So I agree with Jon that more people should have died. When I went into this episode, I considered only John Snow (King/Main protagonist), Gendry (Last of the Baratheon House and Arya's love interest) and the Hound (Who is probably fated to kill the Mountain) unkillable for plot purposes. I also feel that plot reason for sending Brianne of Tarth to King's Landing is for Jamie-Brianne tension, which ultimately will end up as a battle between the two, since Ned's sword needs to be reforged (Gendry?). I'm also totally tired of the dragons being the dues ex machina, as Jon pointed out. Frankly, you're totally right about the lack of episodes causing the whole thing feeling rushed. This whole last episode just felt like they were tying up loss ends from the Brianne discussion between Tormund and the Hound, to the Longclaw awkward debate. I feel like that they wasted the way Thoros died, since he was hyped as this drunken knight willing to take on enormous odds at yet he dies in his sleep frozen?
I guess... what I want to see? A badass fight between the Clegane brothers. A sentimental fight between Jamie and Brianne, where honor dictates them to fight, but neither wants to. Gendry saving Arya somehow. Dragon on undead dragon action. Obsidian arrows blocking out the sun. The Iron Bank paying for Arya to kill Cersei after she fails to repay her debt. Oh and Gendry killing Melisandre and becoming the 'Prince who was Promised'.
Just speaking to the point of Brienne being sent to King's Landing.
Littlefinger whispered the nonsense that Brienne could stop/kill Arya and it would fall within her oath to their mother.
Sansa sent Brienne away regardless of Arya's behaviour. Trusts her sister moreso still.
Well, that was unexpected:
I decided to look into any indication as to how many White Walkers there are. Supposedly, Crasters son was turned into a white walker, not a wight. ( It never died and the skin went pale, never peeled, etc. )
Ok, so how many sons has Craster given to the White Walkers?
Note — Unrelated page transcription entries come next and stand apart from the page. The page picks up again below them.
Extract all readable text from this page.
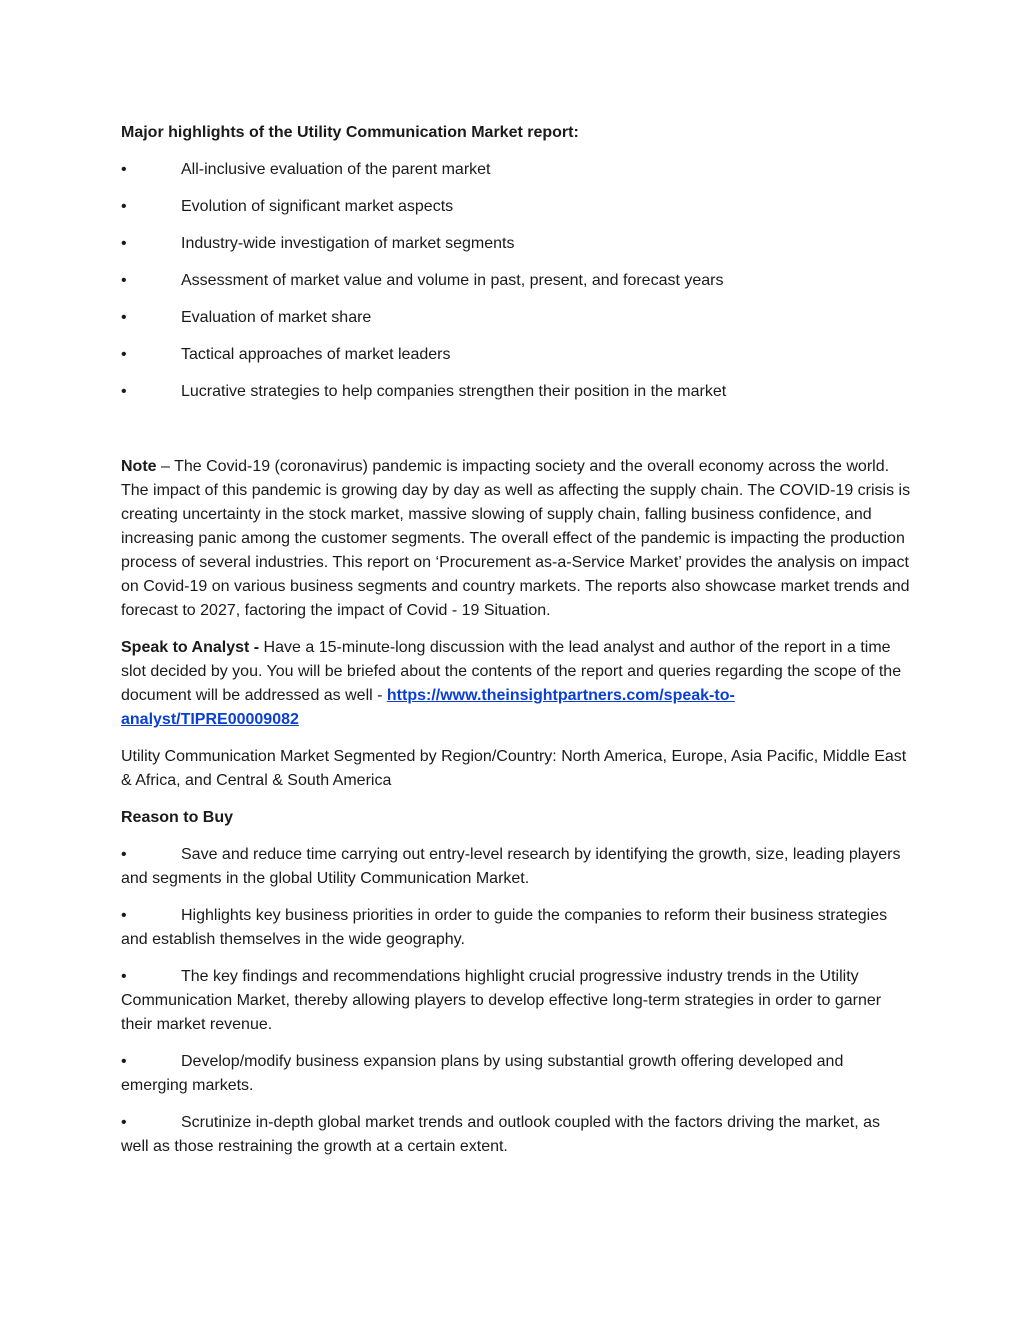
Major highlights of the Utility Communication Market report:

•	All-inclusive evaluation of the parent market
•	Evolution of significant market aspects
•	Industry-wide investigation of market segments
•	Assessment of market value and volume in past, present, and forecast years
•	Evaluation of market share
•	Tactical approaches of market leaders
•	Lucrative strategies to help companies strengthen their position in the market

Note – The Covid-19 (coronavirus) pandemic is impacting society and the overall economy across the world. The impact of this pandemic is growing day by day as well as affecting the supply chain. The COVID-19 crisis is creating uncertainty in the stock market, massive slowing of supply chain, falling business confidence, and increasing panic among the customer segments. The overall effect of the pandemic is impacting the production process of several industries. This report on ‘Procurement as-a-Service Market’ provides the analysis on impact on Covid-19 on various business segments and country markets. The reports also showcase market trends and forecast to 2027, factoring the impact of Covid - 19 Situation.

Speak to Analyst - Have a 15-minute-long discussion with the lead analyst and author of the report in a time slot decided by you. You will be briefed about the contents of the report and queries regarding the scope of the document will be addressed as well - https://www.theinsightpartners.com/speak-to-analyst/TIPRE00009082

Utility Communication Market Segmented by Region/Country: North America, Europe, Asia Pacific, Middle East & Africa, and Central & South America

Reason to Buy

•	Save and reduce time carrying out entry-level research by identifying the growth, size, leading players and segments in the global Utility Communication Market.
•	Highlights key business priorities in order to guide the companies to reform their business strategies and establish themselves in the wide geography.
•	The key findings and recommendations highlight crucial progressive industry trends in the Utility Communication Market, thereby allowing players to develop effective long-term strategies in order to garner their market revenue.
•	Develop/modify business expansion plans by using substantial growth offering developed and emerging markets.
•	Scrutinize in-depth global market trends and outlook coupled with the factors driving the market, as well as those restraining the growth at a certain extent.
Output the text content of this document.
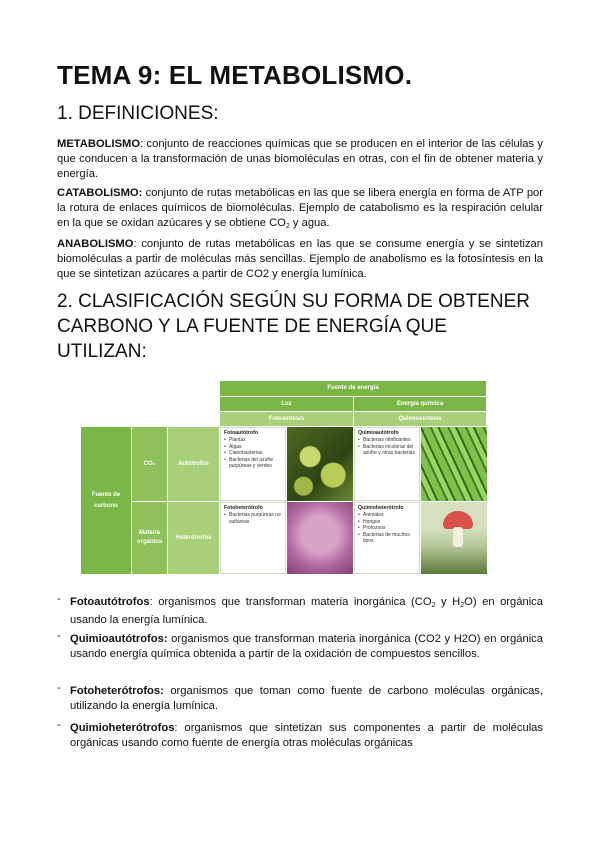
TEMA 9: EL METABOLISMO.
1. DEFINICIONES:

METABOLISMO: conjunto de reacciones químicas que se producen en el interior de las células y que conducen a la transformación de unas biomoléculas en otras, con el fin de obtener materia y energía.

CATABOLISMO: conjunto de rutas metabólicas en las que se libera energía en forma de ATP por la rotura de enlaces químicos de biomoléculas. Ejemplo de catabolismo es la respiración celular en la que se oxidan azúcares y se obtiene $CO_2$ y agua.

ANABOLISMO: conjunto de rutas metabólicas en las que se consume energía y se sintetizan biomoléculas a partir de moléculas más sencillas. Ejemplo de anabolismo es la fotosíntesis en la que se sintetizan azúcares a partir de CO2 y energía lumínica.

2. CLASIFICACIÓN SEGÚN SU FORMA DE OBTENER CARBONO Y LA FUENTE DE ENERGÍA QUE UTILIZAN:
Fuente de energía
Luz	Energía química
Fotosíntesis	Quimiosíntesis
Fuente de carbono
CO₂
Materia orgánica
Autótrofos
Heterótrofos
Fotoautótrofo
• Plantas
• Algas
• Cianobacterias
• Bacterias del azufre purpúreas y verdes
Quimioautótrofo
• Bacterias nitrificantes
• Bacterias incoloras del azufre y otras bacterias
Fotoheterótrofo
• Bacterias purpúreas no sulfúreas
Quimioheterótrofo
• Animales
• Hongos
• Protozoos
• Bacterias de muchos tipos
- Fotoautótrofos: organismos que transforman materia inorgánica ($CO_2$ y $H_2O$) en orgánica usando la energía lumínica.
- Quimioautótrofos: organismos que transforman materia inorgánica (CO2 y H2O) en orgánica usando energía química obtenida a partir de la oxidación de compuestos sencillos.
- Fotoheterótrofos: organismos que toman como fuente de carbono moléculas orgánicas, utilizando la energía lumínica.
- Quimioheterótrofos: organismos que sintetizan sus componentes a partir de moléculas orgánicas usando como fuente de energía otras moléculas orgánicas
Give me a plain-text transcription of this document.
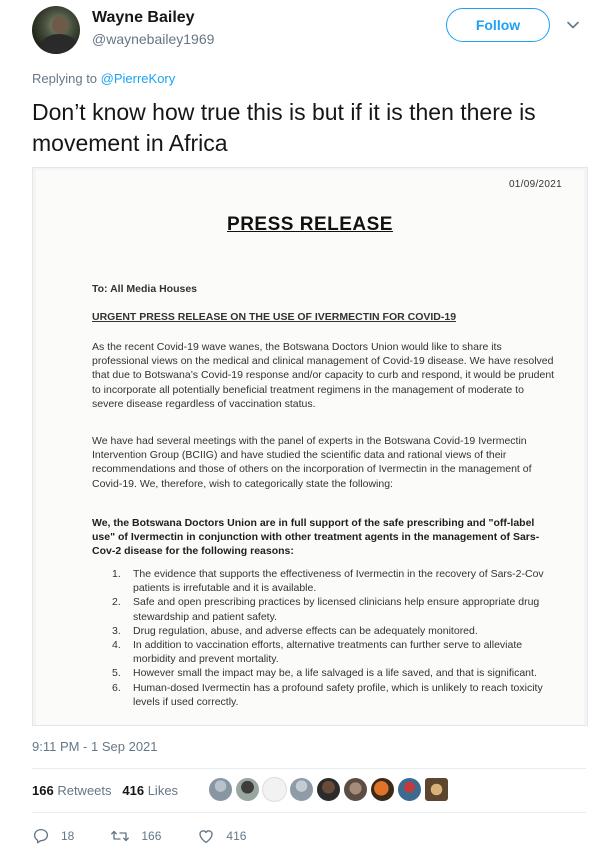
Wayne Bailey
@waynebailey1969
Follow
Replying to @PierreKory
Don’t know how true this is but if it is then there is movement in Africa
01/09/2021
PRESS RELEASE
To: All Media Houses
URGENT PRESS RELEASE ON THE USE OF IVERMECTIN FOR COVID-19
As the recent Covid-19 wave wanes, the Botswana Doctors Union would like to share its professional views on the medical and clinical management of Covid-19 disease. We have resolved that due to Botswana’s Covid-19 response and/or capacity to curb and respond, it would be prudent to incorporate all potentially beneficial treatment regimens in the management of moderate to severe disease regardless of vaccination status.
We have had several meetings with the panel of experts in the Botswana Covid-19 Ivermectin Intervention Group (BCIIG) and have studied the scientific data and rational views of their recommendations and those of others on the incorporation of Ivermectin in the management of Covid-19. We, therefore, wish to categorically state the following:
We, the Botswana Doctors Union are in full support of the safe prescribing and "off-label use" of Ivermectin in conjunction with other treatment agents in the management of Sars-Cov-2 disease for the following reasons:
1. The evidence that supports the effectiveness of Ivermectin in the recovery of Sars-2-Cov patients is irrefutable and it is available.
2. Safe and open prescribing practices by licensed clinicians help ensure appropriate drug stewardship and patient safety.
3. Drug regulation, abuse, and adverse effects can be adequately monitored.
4. In addition to vaccination efforts, alternative treatments can further serve to alleviate morbidity and prevent mortality.
5. However small the impact may be, a life salvaged is a life saved, and that is significant.
6. Human-dosed Ivermectin has a profound safety profile, which is unlikely to reach toxicity levels if used correctly.
9:11 PM - 1 Sep 2021
166 Retweets 416 Likes
18	166	416
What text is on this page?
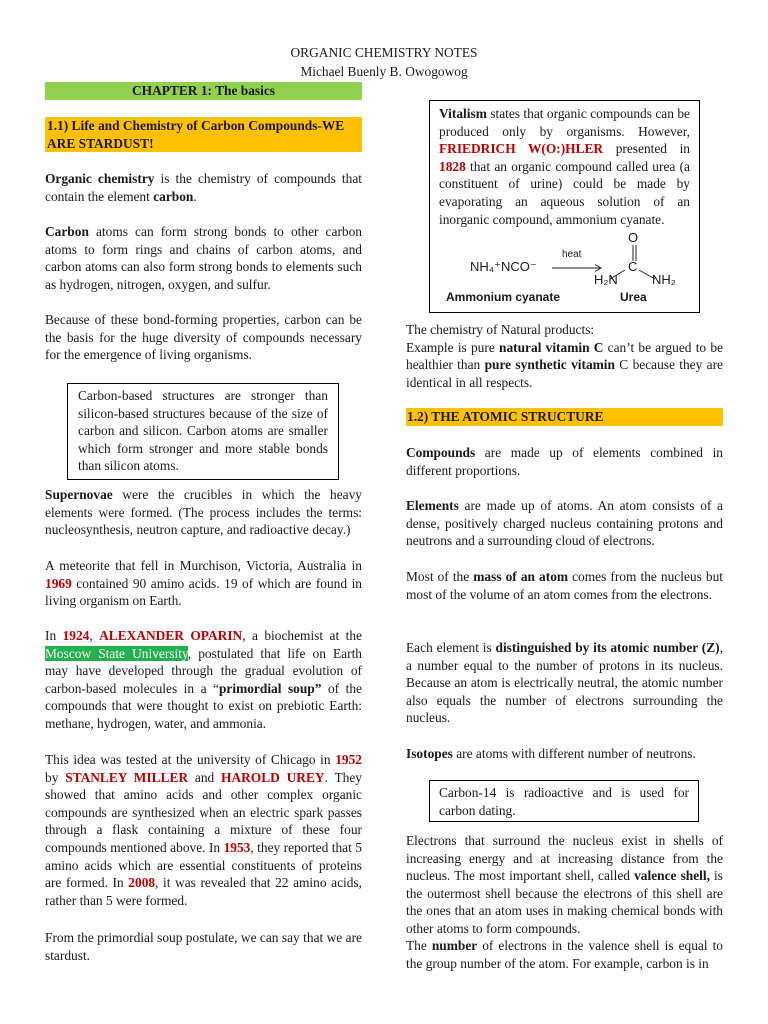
ORGANIC CHEMISTRY NOTES
Michael Buenly B. Owogowog
CHAPTER 1: The basics
1.1) Life and Chemistry of Carbon Compounds-WE
ARE STARDUST!

Organic chemistry is the chemistry of compounds that contain the element carbon.

Carbon atoms can form strong bonds to other carbon atoms to form rings and chains of carbon atoms, and carbon atoms can also form strong bonds to elements such as hydrogen, nitrogen, oxygen, and sulfur.

Because of these bond-forming properties, carbon can be the basis for the huge diversity of compounds necessary for the emergence of living organisms.

Carbon-based structures are stronger than silicon-based structures because of the size of carbon and silicon. Carbon atoms are smaller which form stronger and more stable bonds than silicon atoms.

Supernovae were the crucibles in which the heavy elements were formed. (The process includes the terms: nucleosynthesis, neutron capture, and radioactive decay.)

A meteorite that fell in Murchison, Victoria, Australia in 1969 contained 90 amino acids. 19 of which are found in living organism on Earth.

In 1924, ALEXANDER OPARIN, a biochemist at the Moscow State University, postulated that life on Earth may have developed through the gradual evolution of carbon-based molecules in a “primordial soup” of the compounds that were thought to exist on prebiotic Earth: methane, hydrogen, water, and ammonia.

This idea was tested at the university of Chicago in 1952 by STANLEY MILLER and HAROLD UREY. They showed that amino acids and other complex organic compounds are synthesized when an electric spark passes through a flask containing a mixture of these four compounds mentioned above. In 1953, they reported that 5 amino acids which are essential constituents of proteins are formed. In 2008, it was revealed that 22 amino acids, rather than 5 were formed.

From the primordial soup postulate, we can say that we are stardust.

Vitalism states that organic compounds can be produced only by organisms. However, FRIEDRICH W(O:)HLER presented in 1828 that an organic compound called urea (a constituent of urine) could be made by evaporating an aqueous solution of an inorganic compound, ammonium cyanate.

NH₄⁺NCO⁻
heat
O
C
H₂N	NH₂
Ammonium cyanate	Urea

The chemistry of Natural products:

Example is pure natural vitamin C can’t be argued to be healthier than pure synthetic vitamin C because they are identical in all respects.

1.2) THE ATOMIC STRUCTURE

Compounds are made up of elements combined in different proportions.

Elements are made up of atoms. An atom consists of a dense, positively charged nucleus containing protons and neutrons and a surrounding cloud of electrons.

Most of the mass of an atom comes from the nucleus but most of the volume of an atom comes from the electrons.

Each element is distinguished by its atomic number (Z), a number equal to the number of protons in its nucleus. Because an atom is electrically neutral, the atomic number also equals the number of electrons surrounding the nucleus.

Isotopes are atoms with different number of neutrons.

Carbon-14 is radioactive and is used for carbon dating.

Electrons that surround the nucleus exist in shells of increasing energy and at increasing distance from the nucleus. The most important shell, called valence shell, is the outermost shell because the electrons of this shell are the ones that an atom uses in making chemical bonds with other atoms to form compounds.

The number of electrons in the valence shell is equal to the group number of the atom. For example, carbon is in
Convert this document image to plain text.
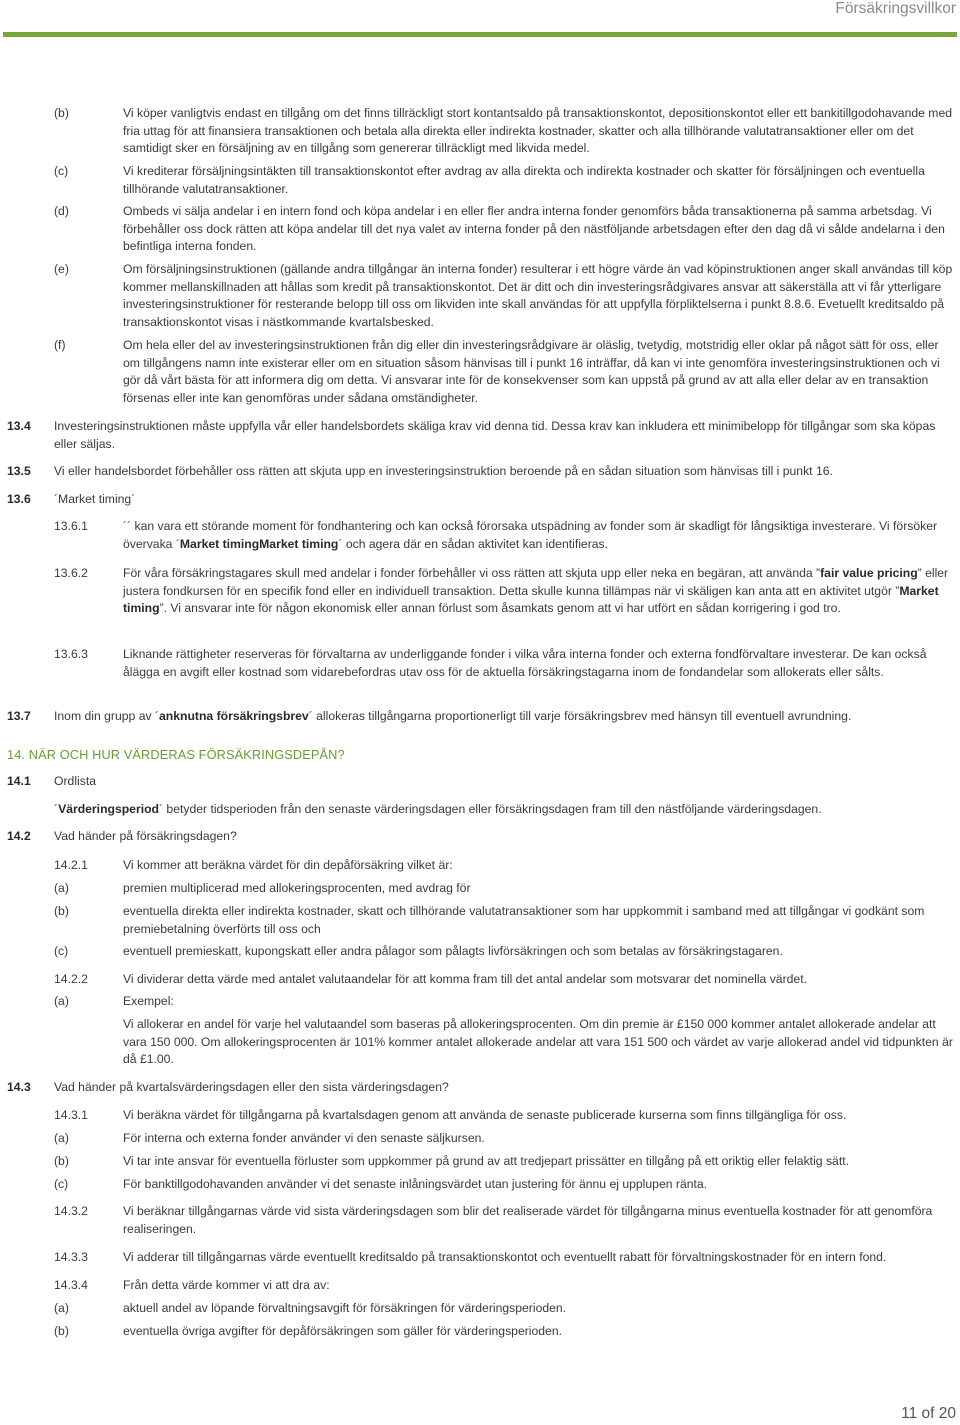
Försäkringsvillkor
(b)	Vi köper vanligtvis endast en tillgång om det finns tillräckligt stort kontantsaldo på transaktionskontot, depositionskontot eller ett bankitillgodohavande med fria uttag för att finansiera transaktionen och betala alla direkta eller indirekta kostnader, skatter och alla tillhörande valutatransaktioner eller om det samtidigt sker en försäljning av en tillgång som genererar tillräckligt med likvida medel.
(c)	Vi krediterar försäljningsintäkten till transaktionskontot efter avdrag av alla direkta och indirekta kostnader och skatter för försäljningen och eventuella tillhörande valutatransaktioner.
(d)	Ombeds vi sälja andelar i en intern fond och köpa andelar i en eller fler andra interna fonder genomförs båda transaktionerna på samma arbetsdag. Vi förbehåller oss dock rätten att köpa andelar till det nya valet av interna fonder på den nästföljande arbetsdagen efter den dag då vi sålde andelarna i den befintliga interna fonden.
(e)	Om försäljningsinstruktionen (gällande andra tillgångar än interna fonder) resulterar i ett högre värde än vad köpinstruktionen anger skall användas till köp kommer mellanskillnaden att hållas som kredit på transaktionskontot. Det är ditt och din investeringsrådgivares ansvar att säkerställa att vi får ytterligare investeringsinstruktioner för resterande belopp till oss om likviden inte skall användas för att uppfylla förpliktelserna i punkt 8.8.6. Evetuellt kreditsaldo på transaktionskontot visas i nästkommande kvartalsbesked.
(f)	Om hela eller del av investeringsinstruktionen från dig eller din investeringsrådgivare är oläslig, tvetydig, motstridig eller oklar på något sätt för oss, eller om tillgångens namn inte existerar eller om en situation såsom hänvisas till i punkt 16 inträffar, då kan vi inte genomföra investeringsinstruktionen och vi gör då vårt bästa för att informera dig om detta. Vi ansvarar inte för de konsekvenser som kan uppstå på grund av att alla eller delar av en transaktion försenas eller inte kan genomföras under sådana omständigheter.
13.4 Investeringsinstruktionen måste uppfylla vår eller handelsbordets skäliga krav vid denna tid. Dessa krav kan inkludera ett minimibelopp för tillgångar som ska köpas eller säljas.
13.5 Vi eller handelsbordet förbehåller oss rätten att skjuta upp en investeringsinstruktion beroende på en sådan situation som hänvisas till i punkt 16.
13.6 ´Market timing´
13.6.1	´´ kan vara ett störande moment för fondhantering och kan också förorsaka utspädning av fonder som är skadligt för långsiktiga investerare. Vi försöker övervaka ´Market timingMarket timing´ och agera där en sådan aktivitet kan identifieras.
13.6.2	För våra försäkringstagares skull med andelar i fonder förbehåller vi oss rätten att skjuta upp eller neka en begäran, att använda ”fair value pricing” eller justera fondkursen för en specifik fond eller en individuell transaktion. Detta skulle kunna tillämpas när vi skäligen kan anta att en aktivitet utgör ”Market timing”. Vi ansvarar inte för någon ekonomisk eller annan förlust som åsamkats genom att vi har utfört en sådan korrigering i god tro.
13.6.3	Liknande rättigheter reserveras för förvaltarna av underliggande fonder i vilka våra interna fonder och externa fondförvaltare investerar. De kan också ålägga en avgift eller kostnad som vidarebefordras utav oss för de aktuella försäkringstagarna inom de fondandelar som allokerats eller sålts.
13.7 Inom din grupp av ´anknutna försäkringsbrev´ allokeras tillgångarna proportionerligt till varje försäkringsbrev med hänsyn till eventuell avrundning.
14.1 Ordlista
´Värderingsperiod´ betyder tidsperioden från den senaste värderingsdagen eller försäkringsdagen fram till den nästföljande värderingsdagen.
14.2 Vad händer på försäkringsdagen?
14.2.1	Vi kommer att beräkna värdet för din depåförsäkring vilket är:
(a)	premien multiplicerad med allokeringsprocenten, med avdrag för
(b)	eventuella direkta eller indirekta kostnader, skatt och tillhörande valutatransaktioner som har uppkommit i samband med att tillgångar vi godkänt som premiebetalning överförts till oss och
(c)	eventuell premieskatt, kupongskatt eller andra pålagor som pålagts livförsäkringen och som betalas av försäkringstagaren.
14.2.2	Vi dividerar detta värde med antalet valutaandelar för att komma fram till det antal andelar som motsvarar det nominella värdet.
(a)	Exempel:
Vi allokerar en andel för varje hel valutaandel som baseras på allokeringsprocenten. Om din premie är £150 000 kommer antalet allokerade andelar att vara 150 000. Om allokeringsprocenten är 101% kommer antalet allokerade andelar att vara 151 500 och värdet av varje allokerad andel vid tidpunkten är då £1.00.
14.3 Vad händer på kvartalsvärderingsdagen eller den sista värderingsdagen?
14.3.1	Vi beräkna värdet för tillgångarna på kvartalsdagen genom att använda de senaste publicerade kurserna som finns tillgängliga för oss.
(a)	För interna och externa fonder använder vi den senaste säljkursen.
(b)	Vi tar inte ansvar för eventuella förluster som uppkommer på grund av att tredjepart prissätter en tillgång på ett oriktig eller felaktig sätt.
(c)	För banktillgodohavanden använder vi det senaste inlåningsvärdet utan justering för ännu ej upplupen ränta.
14.3.2	Vi beräknar tillgångarnas värde vid sista värderingsdagen som blir det realiserade värdet för tillgångarna minus eventuella kostnader för att genomföra realiseringen.
14.3.3	Vi adderar till tillgångarnas värde eventuellt kreditsaldo på transaktionskontot och eventuellt rabatt för förvaltningskostnader för en intern fond.
14.3.4	Från detta värde kommer vi att dra av:
(a)	aktuell andel av löpande förvaltningsavgift för försäkringen för värderingsperioden.
(b)	eventuella övriga avgifter för depåförsäkringen som gäller för värderingsperioden.
14. NÄR OCH HUR VÄRDERAS FÖRSÄKRINGSDEPÅN?
11 of 20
According to him, that was number 100! This wouldn't even be that surprising either, as he has apparently been doing this long enough to have multiple generations of daughters/wives, and at that time he had 19 wives.
So, it sounds like there might be quite a lot more White Walkers out and about, probably trying to round up wildlings to add to the main army.
I want to see the Night King Riding Viserion, and next season i want to see who the Night King is.
I imagine the chains came from Hard Home, it being a coastal fishing village. Maybe they're anchor remains from some of the ships that Stannis used to sail beyond the Wall so he could flank the Wildlings in Season 4.
God this motherfucker can't even say literally.
It's lit-er-uh-lee, at least say "lit-ruh-lee," but no he says "lit-uh-lee" and it's pretty god damn annoying.
If the show wasn't getting record views every episode they would rethink season length, but it will just reinforce the idea of this Michael Bay esque season as better than past seasons. Also if Arya isn't playing Littlefinger like a fiddle I will be very upset, I was fine with the whole waif thing besides being rushed, but this would cement my displeasure.
To me, it's nitpicky to complain nobody else died. Every season we lose a lot of characters, but not many of them are very huge. We lost Margaery, Loras, Prettyboy McCousinface whose name I don't remember, etc. in one episode. Sure. But every other season, we only lose like two principal characters. Drogo and Ned. Robb and Catelyn. Joffrey and Tywin. This episode alone we lost Thoros, Benjen, and Viserion, and to me that made it more realistic than any single principal character's death. Jorrah and Sandor are good fighters. Jon and Tormund have to survive because plot. Yes. Beric dying right after Thoros wouldn't have any impact, so nearly everyone surviving wasn't a huge deal to me. It was definitely the smallest issue this episode's writing had.
unless water starts defying gravity I'm pretty sure Jon's sword opened its eyes
They confirmed it was just ice melting off the eyes when Jon's hand splashed up.
I think the Night King went for Viserion instead of Drogon with the intention of the dragon crashing through the ice, thus 'preserving' him. Jon Snow and the gang already encountered a wight polar bear so they know that other creatures can be turned. If the Night King had killed Drogon, maybe Jon could have warned Daenerys that she would need to deal with the body before the Night King did, either by getting the remaining dragons to carry the body away or by burning it (can dead dragons burn??). Having Viserion crash through the ice means that Jon et al would expect that the body wasn't retrievable (where did those chains come from?) and could then be kept as an ace in the hole.